MEYER, Augusto. Camões o Bruxo e outros estudos. Rio de Janeiro, São Jose: 1958.

______. “Discurso de posse na Academia Brasileira de Letras”. Disponível em: <<HTTP://www.academia.org.br/abl/cgi/cgilua.exe/sys/start.htm?infoid=12269&sid=175>>

REIS, Nelson Ricardo Guedes dos. “Augusto Meyer: o discurso poético na crítica literária” in: O eixo e a roda. vol.10, no. 19, Belo Horizonte: FALE/UFMG, 2010. pp.135-152.

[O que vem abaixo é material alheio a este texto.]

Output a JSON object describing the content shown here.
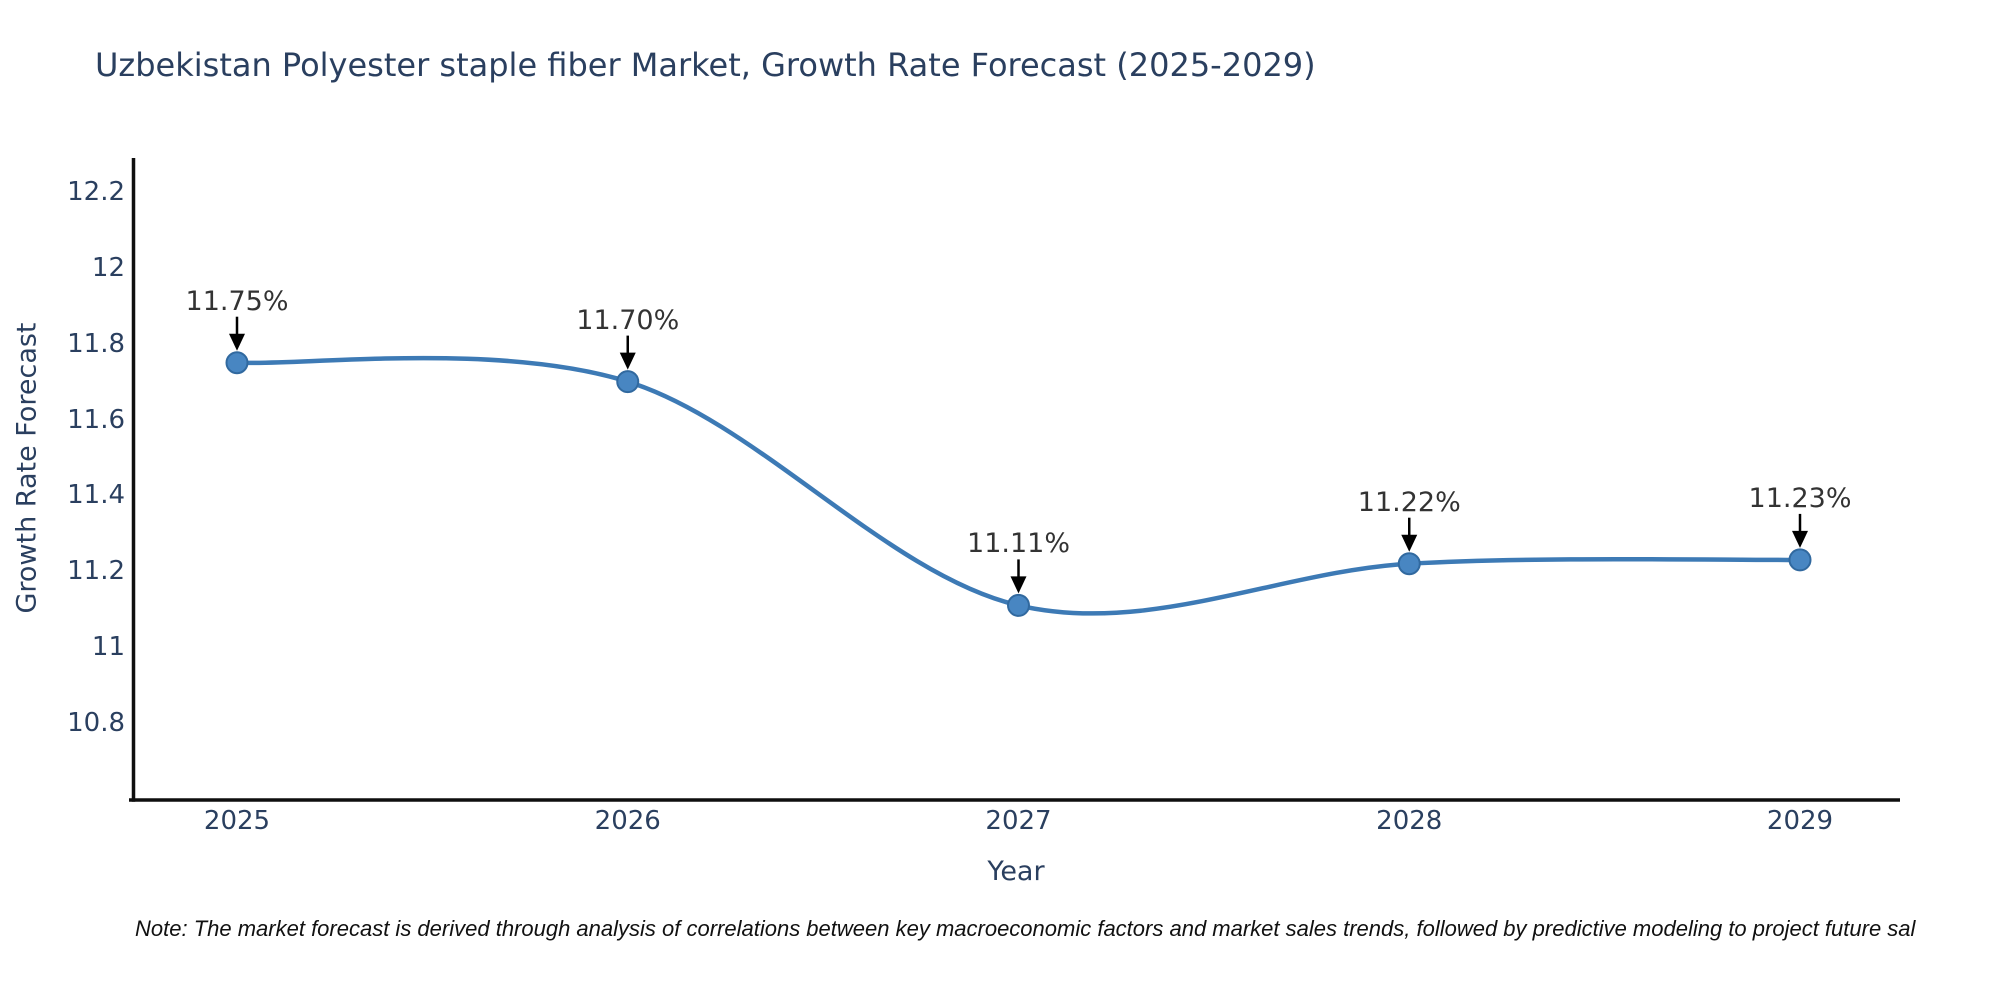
{
  "note": {
    "text": "Note: The market forecast is derived through analysis of correlations between key macroeconomic factors and market sales trends, followed by predictive modeling to project future sal"
  },
  "chart_data": {
    "type": "line",
    "title": "Uzbekistan Polyester staple fiber Market, Growth Rate Forecast (2025-2029)",
    "xlabel": "Year",
    "ylabel": "Growth Rate Forecast",
    "x": [
      2025,
      2026,
      2027,
      2028,
      2029
    ],
    "x_tick_labels": [
      "2025",
      "2026",
      "2027",
      "2028",
      "2029"
    ],
    "series": [
      {
        "name": "Growth Rate Forecast",
        "values": [
          11.75,
          11.7,
          11.11,
          11.22,
          11.23
        ],
        "point_labels": [
          "11.75%",
          "11.70%",
          "11.11%",
          "11.22%",
          "11.23%"
        ]
      }
    ],
    "y_ticks": [
      10.8,
      11,
      11.2,
      11.4,
      11.6,
      11.8,
      12,
      12.2
    ],
    "y_tick_labels": [
      "10.8",
      "11",
      "11.2",
      "11.4",
      "11.6",
      "11.8",
      "12",
      "12.2"
    ],
    "ylim": [
      10.6,
      12.28
    ],
    "grid": false,
    "legend_position": "none",
    "annotations_have_arrows": true,
    "colors": {
      "line": "#3d7ab5",
      "marker_fill": "#4886c2",
      "marker_edge": "#31699f",
      "annotation_text": "#333333",
      "arrow": "#000000",
      "axis": "#0f0f0f",
      "chart_text": "#2a3f5f"
    }
  }
}
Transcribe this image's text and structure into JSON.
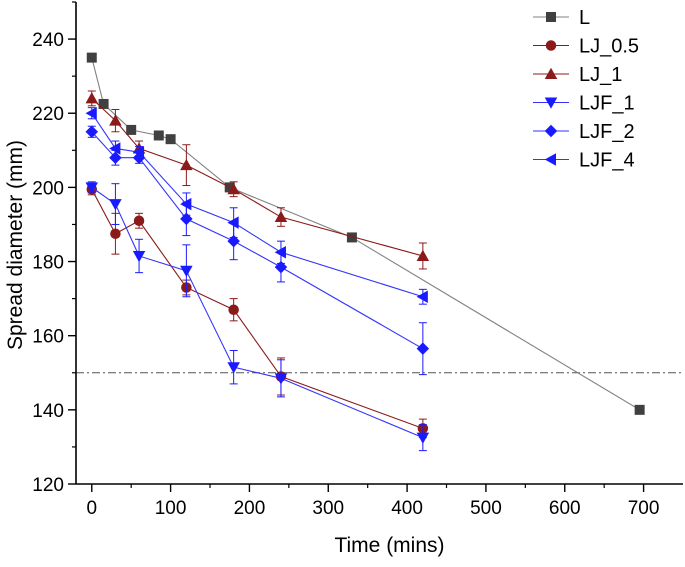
{
  "chart_data": {
    "type": "line",
    "title": "",
    "xlabel": "Time (mins)",
    "ylabel": "Spread diameter (mm)",
    "xlim": [
      -20,
      750
    ],
    "ylim": [
      120,
      250
    ],
    "xticks": [
      0,
      100,
      200,
      300,
      400,
      500,
      600,
      700
    ],
    "yticks": [
      120,
      140,
      160,
      180,
      200,
      220,
      240
    ],
    "xtick_labels": [
      "0",
      "100",
      "200",
      "300",
      "400",
      "500",
      "600",
      "700"
    ],
    "ytick_labels": [
      "120",
      "140",
      "160",
      "180",
      "200",
      "220",
      "240"
    ],
    "grid": false,
    "legend_position": "top-right",
    "reference_line": {
      "y": 150,
      "style": "dash-dot",
      "color": "#555555"
    },
    "series": [
      {
        "name": "L",
        "color": "#404040",
        "line_color": "#808080",
        "marker": "square",
        "x": [
          0,
          15,
          50,
          85,
          100,
          175,
          330,
          695
        ],
        "y": [
          235,
          222.5,
          215.5,
          214,
          213,
          200,
          186.5,
          140
        ],
        "err": [
          0,
          0,
          0,
          0,
          0,
          0,
          0,
          0
        ]
      },
      {
        "name": "LJ_0.5",
        "color": "#8B1A1A",
        "line_color": "#8B1A1A",
        "marker": "circle",
        "x": [
          0,
          30,
          60,
          120,
          180,
          240,
          420
        ],
        "y": [
          199.5,
          187.5,
          191,
          173,
          167,
          149,
          135
        ],
        "err": [
          1.5,
          5.5,
          2,
          2,
          3,
          5,
          2.5
        ]
      },
      {
        "name": "LJ_1",
        "color": "#8B1A1A",
        "line_color": "#8B1A1A",
        "marker": "triangle-up",
        "x": [
          0,
          30,
          60,
          120,
          180,
          240,
          420
        ],
        "y": [
          224,
          218,
          210.5,
          206,
          199.5,
          192,
          181.5
        ],
        "err": [
          2,
          3,
          2,
          5.5,
          2,
          2.5,
          3.5
        ]
      },
      {
        "name": "LJF_1",
        "color": "#1A1AFF",
        "line_color": "#3333FF",
        "marker": "triangle-down",
        "x": [
          0,
          30,
          60,
          120,
          180,
          240,
          420
        ],
        "y": [
          200,
          195.5,
          181.5,
          177.5,
          151.5,
          148.5,
          132.5
        ],
        "err": [
          1.5,
          5.5,
          4.5,
          7,
          4.5,
          5,
          3.5
        ]
      },
      {
        "name": "LJF_2",
        "color": "#1A1AFF",
        "line_color": "#3333FF",
        "marker": "diamond",
        "x": [
          0,
          30,
          60,
          120,
          180,
          240,
          420
        ],
        "y": [
          215,
          208,
          208,
          191.5,
          185.5,
          178.5,
          156.5
        ],
        "err": [
          1.5,
          2,
          1.5,
          4.5,
          5,
          4,
          7
        ]
      },
      {
        "name": "LJF_4",
        "color": "#1A1AFF",
        "line_color": "#3333FF",
        "marker": "triangle-left",
        "x": [
          0,
          30,
          60,
          120,
          180,
          240,
          420
        ],
        "y": [
          220,
          210.5,
          209.5,
          195.5,
          190.5,
          182.5,
          170.5
        ],
        "err": [
          1.5,
          2,
          1.5,
          3,
          4,
          3,
          2
        ]
      }
    ]
  }
}
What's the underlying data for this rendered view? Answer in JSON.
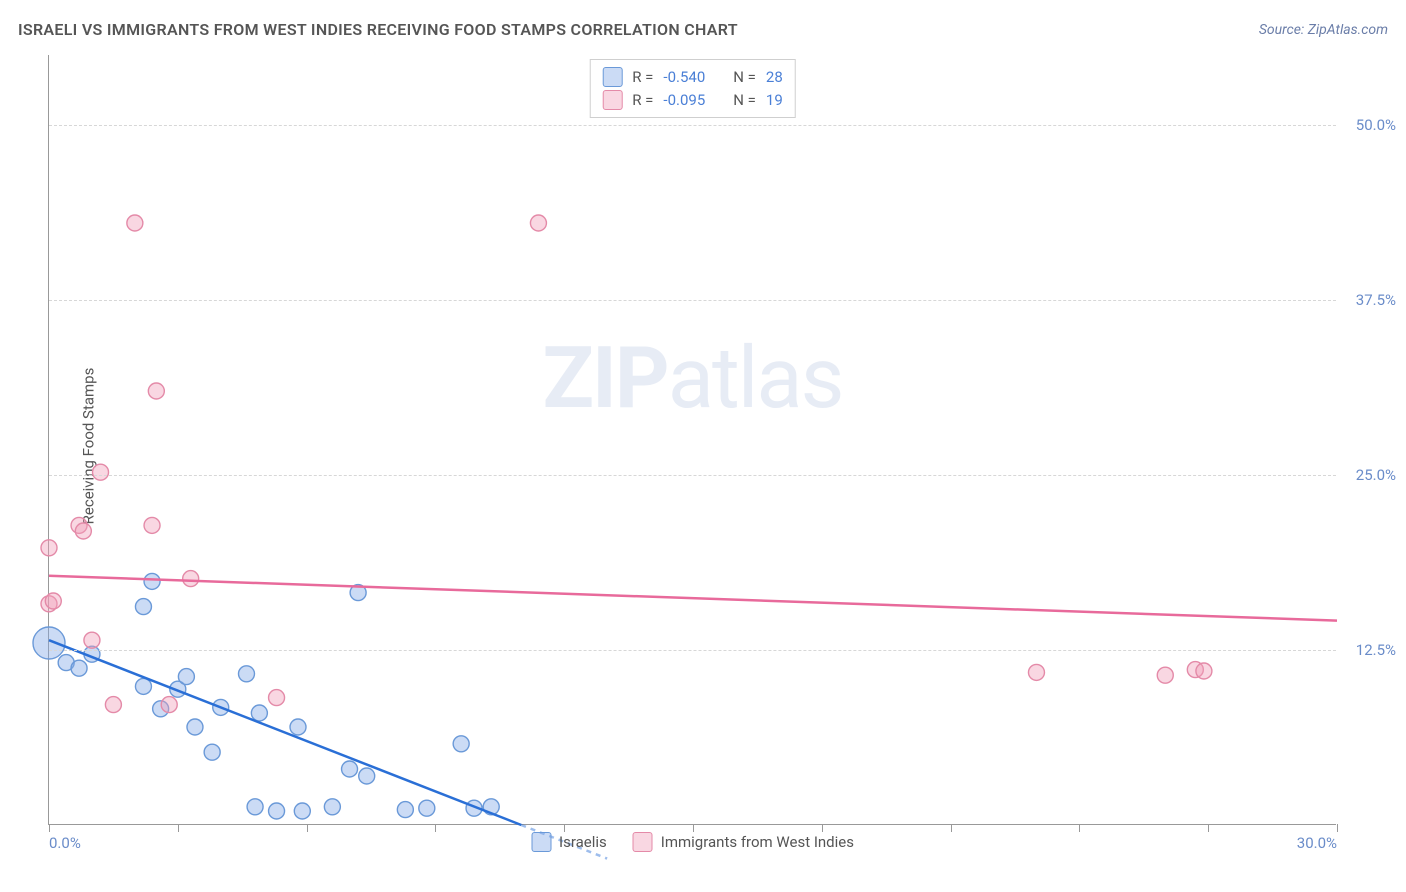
{
  "header": {
    "title": "ISRAELI VS IMMIGRANTS FROM WEST INDIES RECEIVING FOOD STAMPS CORRELATION CHART",
    "source": "Source: ZipAtlas.com"
  },
  "watermark": {
    "zip": "ZIP",
    "atlas": "atlas"
  },
  "chart": {
    "type": "scatter",
    "yaxis_label": "Receiving Food Stamps",
    "background_color": "#ffffff",
    "grid_color": "#d7d7d7",
    "axis_color": "#999999",
    "label_color": "#6a8cc9",
    "text_color": "#555555",
    "xlim": [
      0,
      30
    ],
    "ylim": [
      0,
      55
    ],
    "xticks": [
      0,
      3,
      6,
      9,
      12,
      15,
      18,
      21,
      24,
      27,
      30
    ],
    "xtick_labels": {
      "0": "0.0%",
      "30": "30.0%"
    },
    "yticks": [
      {
        "v": 12.5,
        "label": "12.5%"
      },
      {
        "v": 25.0,
        "label": "25.0%"
      },
      {
        "v": 37.5,
        "label": "37.5%"
      },
      {
        "v": 50.0,
        "label": "50.0%"
      }
    ],
    "series": [
      {
        "name": "Israelis",
        "color_fill": "rgba(130,170,230,0.42)",
        "color_stroke": "#6a99d8",
        "line_color": "#2a6fd6",
        "line_width": 2.5,
        "marker_radius": 8,
        "marker_radius_large": 16,
        "R": "-0.540",
        "N": "28",
        "regression": {
          "x1": 0,
          "y1": 13.2,
          "x2": 11.0,
          "y2": 0
        },
        "dash_extension": {
          "x1": 11.0,
          "y1": 0,
          "x2": 13.0,
          "y2": -2.4
        },
        "points": [
          {
            "x": 0.0,
            "y": 13.0,
            "r": 16
          },
          {
            "x": 0.4,
            "y": 11.6
          },
          {
            "x": 0.7,
            "y": 11.2
          },
          {
            "x": 1.0,
            "y": 12.2
          },
          {
            "x": 2.2,
            "y": 15.6
          },
          {
            "x": 2.2,
            "y": 9.9
          },
          {
            "x": 2.4,
            "y": 17.4
          },
          {
            "x": 2.6,
            "y": 8.3
          },
          {
            "x": 3.0,
            "y": 9.7
          },
          {
            "x": 3.2,
            "y": 10.6
          },
          {
            "x": 3.4,
            "y": 7.0
          },
          {
            "x": 3.8,
            "y": 5.2
          },
          {
            "x": 4.0,
            "y": 8.4
          },
          {
            "x": 4.6,
            "y": 10.8
          },
          {
            "x": 4.8,
            "y": 1.3
          },
          {
            "x": 4.9,
            "y": 8.0
          },
          {
            "x": 5.3,
            "y": 1.0
          },
          {
            "x": 5.8,
            "y": 7.0
          },
          {
            "x": 5.9,
            "y": 1.0
          },
          {
            "x": 6.6,
            "y": 1.3
          },
          {
            "x": 7.0,
            "y": 4.0
          },
          {
            "x": 7.2,
            "y": 16.6
          },
          {
            "x": 7.4,
            "y": 3.5
          },
          {
            "x": 8.3,
            "y": 1.1
          },
          {
            "x": 8.8,
            "y": 1.2
          },
          {
            "x": 9.6,
            "y": 5.8
          },
          {
            "x": 9.9,
            "y": 1.2
          },
          {
            "x": 10.3,
            "y": 1.3
          }
        ]
      },
      {
        "name": "Immigrants from West Indies",
        "color_fill": "rgba(240,160,185,0.42)",
        "color_stroke": "#e48aa8",
        "line_color": "#e86a9b",
        "line_width": 2.5,
        "marker_radius": 8,
        "R": "-0.095",
        "N": "19",
        "regression": {
          "x1": 0,
          "y1": 17.8,
          "x2": 30,
          "y2": 14.6
        },
        "points": [
          {
            "x": 0.0,
            "y": 19.8
          },
          {
            "x": 0.0,
            "y": 15.8
          },
          {
            "x": 0.1,
            "y": 16.0
          },
          {
            "x": 0.7,
            "y": 21.4
          },
          {
            "x": 0.8,
            "y": 21.0
          },
          {
            "x": 1.0,
            "y": 13.2
          },
          {
            "x": 1.2,
            "y": 25.2
          },
          {
            "x": 1.5,
            "y": 8.6
          },
          {
            "x": 2.0,
            "y": 43.0
          },
          {
            "x": 2.4,
            "y": 21.4
          },
          {
            "x": 2.5,
            "y": 31.0
          },
          {
            "x": 2.8,
            "y": 8.6
          },
          {
            "x": 3.3,
            "y": 17.6
          },
          {
            "x": 5.3,
            "y": 9.1
          },
          {
            "x": 11.4,
            "y": 43.0
          },
          {
            "x": 23.0,
            "y": 10.9
          },
          {
            "x": 26.0,
            "y": 10.7
          },
          {
            "x": 26.7,
            "y": 11.1
          },
          {
            "x": 26.9,
            "y": 11.0
          }
        ]
      }
    ],
    "legend_top_labels": {
      "R": "R =",
      "N": "N ="
    },
    "legend_bottom": [
      {
        "label": "Israelis",
        "fill": "rgba(130,170,230,0.42)",
        "stroke": "#6a99d8"
      },
      {
        "label": "Immigrants from West Indies",
        "fill": "rgba(240,160,185,0.42)",
        "stroke": "#e48aa8"
      }
    ]
  }
}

[i] Excertos citados da orelha de Camões o bruxo e outros estudos, na edição da Livraria São José (1958).
[ii] Assim define Friedrich define estrutura, para os fins analíticos de seu livro mais conhecido: “[...] die Gesamtgestalt einer Gruppe zahlreicher lyrischer Dichtungen, die einander keineswegs beeinflusst zu haben brauchen und deren einzelne Eigentümlichkeiten dennoch zusammenstimmen und auseinander erklärt werden könnnen, jedenfalls so häufig und in gleicher Lagerung vorkommen, dass sie sich nicht als Zufälle ansehen lassenn.“ (p.12) Em minha tradução meia boca: “A forma global de um conjunto de poemas líricos numerosos que, em caso nenhum, precisam ter influenciado uns aos outros e dos quais determinadas particularidades, todavia, conjugam-se e podem ser esclarecidas separadamente. De todo modo, sucede muito frequentemente e na mesma medida que esses poemas não permitem serem compreendidos como resultados do acaso.” O que revela a atenção de Hugo Friedrich à tensão, tão reclamada por Merquior, no texto poético entre autonomia formal e inserção histórica.